Tuesday, November 3, 2009

flyover country

Staring out from the top of any tall building in MoCo, like Georgian Towers The Georgian, the most compelling part of the view is the trees, forming an almost-uninterrupted carpet of green across the landscape. It's comforting to know that, no matter how busy the ground looks, there's still a tree canopy here.

I was reminded of this when Evan Glass (pictured above), president of the South Silver Spring Neighborhood Association and friend of JUTP, sent me sixty-eight photos he'd taken while flying over the county with the Leadership Montgomery program a few weeks ago. Slower than a jumbo jet and far closer to the ground, flying in a twin-engine plane gives you a far more intimate look at what's happening below. And if you wave at your apartment building from the window of a Cessna 337, chances are someone will wave back.

Check out this selection of Evan's photos from East County, though there are plenty more from across MoCo that I love, including the Travilah Quarry in Rockville, Northwest High School in Germantown, and the Lakelands in Gaithersburg.

















Construction at the Silver Spring Transit Center.Summit Hills apartments at East-West Highway and 16th Street.
The Red Line tracks cross Georgia Avenue in Downtown Silver Spring.South Silver Spring with Northwest D.C. in the background.
The Mormon Temple (left) and Capital Beltway (right) in Kensington.Montgomery Blair High School in Four Corners.
The interchange at Cherry Hill Road and Columbia Pike.
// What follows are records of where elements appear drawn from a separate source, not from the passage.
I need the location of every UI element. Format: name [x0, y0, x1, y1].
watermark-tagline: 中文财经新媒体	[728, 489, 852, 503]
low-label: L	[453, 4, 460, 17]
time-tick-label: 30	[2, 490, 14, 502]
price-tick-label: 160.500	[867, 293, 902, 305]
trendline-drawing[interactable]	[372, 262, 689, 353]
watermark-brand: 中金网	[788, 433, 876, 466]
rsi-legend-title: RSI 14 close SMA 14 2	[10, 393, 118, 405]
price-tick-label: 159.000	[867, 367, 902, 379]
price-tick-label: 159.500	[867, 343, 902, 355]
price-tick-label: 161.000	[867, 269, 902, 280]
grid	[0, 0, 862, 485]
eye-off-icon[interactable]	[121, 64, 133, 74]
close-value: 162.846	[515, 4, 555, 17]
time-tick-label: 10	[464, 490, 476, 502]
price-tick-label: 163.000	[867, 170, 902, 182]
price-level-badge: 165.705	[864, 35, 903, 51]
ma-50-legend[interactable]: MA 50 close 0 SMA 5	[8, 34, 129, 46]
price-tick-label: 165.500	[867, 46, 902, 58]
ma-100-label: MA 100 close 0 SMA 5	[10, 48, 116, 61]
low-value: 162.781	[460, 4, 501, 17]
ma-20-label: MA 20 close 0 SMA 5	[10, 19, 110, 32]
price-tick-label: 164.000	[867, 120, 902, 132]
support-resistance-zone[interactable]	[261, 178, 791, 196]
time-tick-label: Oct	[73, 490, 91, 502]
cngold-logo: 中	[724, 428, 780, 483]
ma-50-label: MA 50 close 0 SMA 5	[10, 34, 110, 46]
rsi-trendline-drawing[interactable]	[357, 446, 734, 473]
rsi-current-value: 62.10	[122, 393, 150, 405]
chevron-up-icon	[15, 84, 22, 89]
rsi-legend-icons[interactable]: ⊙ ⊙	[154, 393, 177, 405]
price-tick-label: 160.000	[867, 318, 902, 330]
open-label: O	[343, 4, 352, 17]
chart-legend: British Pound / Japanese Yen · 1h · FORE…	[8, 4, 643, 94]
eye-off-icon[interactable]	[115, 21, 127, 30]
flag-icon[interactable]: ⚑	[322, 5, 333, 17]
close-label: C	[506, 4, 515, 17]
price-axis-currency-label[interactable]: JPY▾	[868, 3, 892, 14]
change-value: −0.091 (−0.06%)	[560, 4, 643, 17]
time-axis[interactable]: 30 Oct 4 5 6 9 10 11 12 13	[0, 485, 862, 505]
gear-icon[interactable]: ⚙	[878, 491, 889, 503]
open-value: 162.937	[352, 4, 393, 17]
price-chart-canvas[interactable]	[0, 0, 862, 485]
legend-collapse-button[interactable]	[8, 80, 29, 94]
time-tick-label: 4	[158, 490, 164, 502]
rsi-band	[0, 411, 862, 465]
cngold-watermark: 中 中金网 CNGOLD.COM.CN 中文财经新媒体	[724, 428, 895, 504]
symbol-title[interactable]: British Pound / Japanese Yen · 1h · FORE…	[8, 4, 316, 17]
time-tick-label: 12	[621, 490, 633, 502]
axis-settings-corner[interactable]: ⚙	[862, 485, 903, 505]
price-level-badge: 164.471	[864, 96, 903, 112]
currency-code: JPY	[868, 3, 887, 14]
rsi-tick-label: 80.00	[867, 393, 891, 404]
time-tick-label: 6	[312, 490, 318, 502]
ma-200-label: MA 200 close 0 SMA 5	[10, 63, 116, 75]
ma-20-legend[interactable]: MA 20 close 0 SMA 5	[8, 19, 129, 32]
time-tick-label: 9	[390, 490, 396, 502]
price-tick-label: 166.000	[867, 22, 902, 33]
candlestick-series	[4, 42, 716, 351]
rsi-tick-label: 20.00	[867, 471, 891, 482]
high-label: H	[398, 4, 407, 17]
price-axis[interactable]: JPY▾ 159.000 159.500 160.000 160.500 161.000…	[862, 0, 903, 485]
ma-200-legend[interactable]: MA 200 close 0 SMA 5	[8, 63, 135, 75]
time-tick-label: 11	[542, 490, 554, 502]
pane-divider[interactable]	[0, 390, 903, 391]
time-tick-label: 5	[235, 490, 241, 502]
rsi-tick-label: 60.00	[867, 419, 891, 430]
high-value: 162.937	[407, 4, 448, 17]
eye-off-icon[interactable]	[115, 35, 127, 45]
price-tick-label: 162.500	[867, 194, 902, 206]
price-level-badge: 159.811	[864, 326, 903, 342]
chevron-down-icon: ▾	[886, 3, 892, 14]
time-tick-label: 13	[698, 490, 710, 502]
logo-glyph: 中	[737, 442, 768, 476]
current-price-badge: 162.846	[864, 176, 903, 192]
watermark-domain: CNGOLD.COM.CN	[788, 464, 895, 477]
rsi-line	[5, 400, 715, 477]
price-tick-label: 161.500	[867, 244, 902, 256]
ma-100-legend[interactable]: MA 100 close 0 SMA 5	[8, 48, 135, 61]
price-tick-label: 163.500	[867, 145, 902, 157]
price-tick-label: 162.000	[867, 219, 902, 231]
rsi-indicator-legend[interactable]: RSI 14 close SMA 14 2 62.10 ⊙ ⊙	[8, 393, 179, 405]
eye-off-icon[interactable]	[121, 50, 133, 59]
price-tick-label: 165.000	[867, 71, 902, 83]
Work continues on the Food and Drug Administration's campus in White Oak.
Construction of the InterCounty Connector at Route 29, looking west.
Construction of the InterCounty Connector through Longmead Crossing in Layhill.

4 comments:

Tom A. said...

Oh my god. Germantown is horribly sprawl-ridden. Those McMansions spread faster than H1N1, didn't they?

Dan Reed said...

This may sound awful but I thought those shots of Germantown were gorgeous, almost like a toy town, and I'm sure the people who live there enjoy how pristine it is (for now). Fortunately Germantown has a pretty big greenbelt keeping the sprawl from spilling out - though, of course, it just ends up in Clarksburg or Urbana.

Terry in Silver Spring said...

Neat photo set. I know the they look terrible from the air, but it's somehow fitting that Rockville does actually have quarries.

Sligo said...

I think that quarry is really in Potomac, though who knows what is called Potomac these days.